While others in the blogosphere have expressed concern that Larry is problematically painted in very broad strokes as a typical New York Jew, we disagree. Sure, his parents (yenta mom, lawyer dad) do sort of fit this description, but if you’re going to stuff this guy into a box, it would be less JAP and more gentrified Brooklyn type. A guy on “Girls” who has finally grown up, one might say.
Larry, a writer who doesn’t appear to ever write anything, shops at Whole Foods, watches “Mad Men,” and roasts a whole pig for Piper’s prison send-off party. Oh yeah, and he also helps Piper’s brother fix his trailer–like with tools and everything. Not exactly behavior you’d see from the male castmates on “Princesses: Long Island.”
Any doubt that he might not be Jewish is erased early on, in the scene in which he proposes to Piper.
“Why would I want a felonious former Lesbian WASP shiksa who is about to go to prison to marry me?” He asks, removing a ring from a Ziploc bag. “Why? Because this underachieving, underemployed Jewboy loves her.”

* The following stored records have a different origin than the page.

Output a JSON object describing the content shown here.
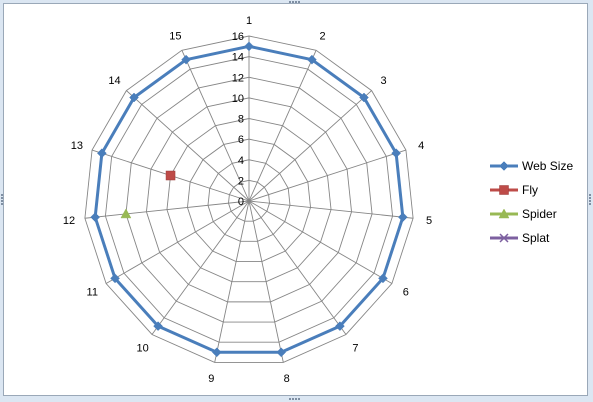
{
  "chart_data": {
    "type": "radar",
    "categories": [
      "1",
      "2",
      "3",
      "4",
      "5",
      "6",
      "7",
      "8",
      "9",
      "10",
      "11",
      "12",
      "13",
      "14",
      "15"
    ],
    "radial_ticks": [
      "0",
      "2",
      "4",
      "6",
      "8",
      "10",
      "12",
      "14",
      "16"
    ],
    "rlim": [
      0,
      16
    ],
    "grid": true,
    "legend_position": "right",
    "series": [
      {
        "name": "Web Size",
        "values": [
          15,
          15,
          15,
          15,
          15,
          15,
          15,
          15,
          15,
          15,
          15,
          15,
          15,
          15,
          15
        ],
        "color": "#4a7ebb",
        "marker": "diamond"
      },
      {
        "name": "Fly",
        "values": [
          null,
          null,
          null,
          null,
          null,
          null,
          null,
          null,
          null,
          null,
          null,
          null,
          8,
          null,
          null
        ],
        "color": "#be4b48",
        "marker": "square"
      },
      {
        "name": "Spider",
        "values": [
          null,
          null,
          null,
          null,
          null,
          null,
          null,
          null,
          null,
          null,
          null,
          12,
          null,
          null,
          null
        ],
        "color": "#98b954",
        "marker": "triangle"
      },
      {
        "name": "Splat",
        "values": [
          null,
          null,
          null,
          null,
          null,
          null,
          null,
          null,
          null,
          null,
          null,
          null,
          null,
          null,
          null
        ],
        "color": "#7d60a0",
        "marker": "x"
      }
    ]
  }
}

The truth is, despite a few awesome lines like this one, Larry is one of the least complex characters on the show. But we attribute this less to his cultural identity than to his gender. While the other men we see on “Orange Is the New Black”–most of whom work inside the prison–are more interesting than Piper’s husband-to-be, they are less layered and intelligent than the female inmates they are trying to keep in check.